Como quer que seja, o impulso da literatura dramática estava dado. Em outubro do mesmo ano de 1838, Martins Pena, engenho teatral mais nativo que Magalhães, fazia representar a sua primeira comédia, O juiz de paz na roça, lidimamente brasileira, por figurar com toda a verdade um aspecto cômico da nossa vida. Seguindo o exemplo de Magalhães, todos os românticos escreverão teatro. Nenhum, porém, antes da segunda geração, com o talento, a arte e o sucesso dele.

Da impressão feita na mente portuguesa pela epopéia de Camões, resultou não só em Portugal mas no Brasil a criação épica, que é um dos mais curiosos aspectos da literatura da nossa língua. Desvaneceram-se dela por tal forma os portugueses, que é de ver o filaucioso entono com que presumiram amesquinhar a literatura francesa, reprochando-lhe a carência de uma epopéia. Ao contrário, eles as tinham em demasia. Desta opinião resultou mais o parvoinho pressuposto de que um poeta, para merecer inteira estimação, cumpria-lhe escrever um poema épico. Aos brasileiros herdaram o seu preconceito. Os nossos românticos encontravam-no sancionado pelos exemplos de Bento Teixeira, de Santa Rita Durão, de Basílio da Gama, de Cláudio da Costa e de outros poetas autores de poemas épicos mais ou menos consideráveis. No propósito deliberado de fomentar a literatura da nação estreante, Magalhães fizera poesia, fizera teatro, fizera novela, escrevera ensaios filosóficos, históricos e literários. Em 1856 coroou, segundo seria a sua mesma persuasão, a sua obra de renascença com um poema épico, em dez cantos, em endecassílabos soltos, de assunto e de inspiração nacional, a Confederação dos Tamoios.

O aparecimento desta obra foi um acontecimento literário. Contra ela escreveu José de Alencar, então estreante, uma crítica acerba, e o que é pior, freqüentemente desarrazoada. Saíram-lhe em defesa ninguém menos que Monte Alverne e o próprio Imperador D. Pedro II, que fora, às ocultas, o editor do poema. Tinha razão Magalhães quando do seu citado estudo sobre a história da nossa literatura notava que no começo daquele século «uma só idéia absorve todos os pensamentos, uma idéia até então quase desconhecida; é a idéia da pátria; ela domina tudo, e tudo se faz por ela e em seu nome. Independência, liberdade, instituições sociais, reformas políticas, todas as criações necessárias em uma nova nação, tais são os objetos que ocupam as inteligências, que atraem a atenção de todos, e os únicos que ao povo interessam». Continuava verdadeira a sua observação, e desse sentimento menos de são patriotismo que de vaidade patriótica aproveitou ele largamente, e aproveitava agora no sucesso da Confederação dos Tamoios. O que principalmente disseram do poema os seus defensores é que era uma obra de inspiração patriótica. Este errado critério de juízo de uma obra literária ou artística permaneceria nos nossos costumes, como um vício de crítica irradicável, e ainda não desapareceu de todo. O próprio Alencar, três lustros depois, defendendo obras suas dos ataques da crítica ou da opinião pública, apelava para o sentimento patriótico que lhas inspirava. Este indiscreto sentimento, principalmente, ajudou a nomeada que no seu tempo teve a Confederação dos Tamoios, como em geral favoreceu a obra dos nossos primeiros românticos, dele inspirada.
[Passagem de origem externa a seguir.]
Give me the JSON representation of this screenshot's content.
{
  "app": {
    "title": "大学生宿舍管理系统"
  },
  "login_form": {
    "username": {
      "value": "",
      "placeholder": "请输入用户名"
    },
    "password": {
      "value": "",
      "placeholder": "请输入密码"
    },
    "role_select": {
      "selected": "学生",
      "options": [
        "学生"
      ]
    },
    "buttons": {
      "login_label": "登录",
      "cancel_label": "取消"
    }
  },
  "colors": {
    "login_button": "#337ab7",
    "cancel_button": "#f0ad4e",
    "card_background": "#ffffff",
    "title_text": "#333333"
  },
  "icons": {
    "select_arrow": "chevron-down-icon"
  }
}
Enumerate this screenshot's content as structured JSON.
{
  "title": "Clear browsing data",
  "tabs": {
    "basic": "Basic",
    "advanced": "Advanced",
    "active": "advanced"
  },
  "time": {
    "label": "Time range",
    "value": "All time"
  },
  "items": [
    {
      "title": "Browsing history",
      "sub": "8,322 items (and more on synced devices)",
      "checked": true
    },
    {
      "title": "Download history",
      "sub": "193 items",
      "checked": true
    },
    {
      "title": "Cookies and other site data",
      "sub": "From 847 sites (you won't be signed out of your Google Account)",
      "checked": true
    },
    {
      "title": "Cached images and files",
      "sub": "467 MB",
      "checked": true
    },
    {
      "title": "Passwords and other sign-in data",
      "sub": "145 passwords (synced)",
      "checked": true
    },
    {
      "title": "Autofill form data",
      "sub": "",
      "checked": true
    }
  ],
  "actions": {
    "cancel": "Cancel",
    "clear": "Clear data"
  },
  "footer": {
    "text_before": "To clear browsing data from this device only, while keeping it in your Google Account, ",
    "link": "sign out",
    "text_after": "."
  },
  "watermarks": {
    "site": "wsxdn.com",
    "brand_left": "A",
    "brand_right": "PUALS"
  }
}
O poema de Magalhães apareceu um ano antes dos quatro cantos dos Timbiras, de Gonçalves Dias. Parece, entretanto, que os contemporâneos não repararam que a Confederação dos Tamoios, voltando ao índio estreado na poesia brasileira por Basílio da Gama e Durão, nada criava, mas apenas seguia a sua retauração nela, desde 1846 feita por Gonçalves dias nos seus Primeiros cantos. Apenas à feição que se chamou indianismo, e que foi de princípio a mais singular do nosso Romantismo, trouxe o poema de Magalhães o concurso precioso de uma obra considerável e de um homem socialmente mais considerado que Gonçalves Dias, com altas e prestigiosas amizades e relações, poeta então muito mais estimado que o seu jovem êmulo. Era ainda o momento em que um falso critério sociológico e um desvairado sentimentalismo queriam fazer do índio um elemento demasiado interessante da nossa nacionalidade. Portanto, lisonjeava o sentimento público, e lhe aproveitava da simpatia. A Confederação dos Tamoios não criou na nossa literatura o que se viria chamar «indianismo», e que se não foi todo o nosso Romantismo, foi a sua feição mais peculiar. Mas, com a autoridade literária de que então gozava o seu autor, trouxe à iniciativa de Gonçalves Dias uma cooperação apenas inferior à ação deste, se é que no momento não foi havida por superior. Em 1859, três anos depois da Confederação, apresentava Magalhães ao Instituto histórico uma extensa memória sobre Os indígenas do Brasil perante a história, que poderia ser como o comentário perpétuo de seu poema. O fim declarado desse trabalho é reabilitar o elemento indígena. Não era outro o íntimo pensamento do indianismo.

Magalhães foi principalmente e sobretudo poeta. Por sua obra de poeta influiu poderosamente na implantação do Romantismo aqui, e, portanto, na fundação da literatura que desde então se começa a distinguir da portuguesa. Mas escreveu também prosa, ensaios diversos e tratados filosóficos. Como prosador é seguramente, não obstante alguns defeitos nativos (como o já ridiculamente famoso da colocação dos pronomes), um dos mais vernáculos, pela propriedade do vocabulário, sempre nele castiço, e de parte os legítimos sacrifícios ao seu falar brasileiro, pela correção sintática do fraseado. É mais simples, mais natural, menos rebuscado ou trabalhado o seu estilo do que era o dos escritores que aqui o precederam, e ainda da maior parte dos que se lhe seguiram. Sob o aspecto da linguagem e estilo são escritos estimáveis, e que se deixam ainda ler sem dificuldade, antes com aprazimento, os seus opúsculos citados. A sua Biografia do padre Mestre Fr. Francisco de Monte Alverne, e páginas suas de literatura amena como O pavão, podem passar por exemplos de boa prosa, como não era vulgar na época.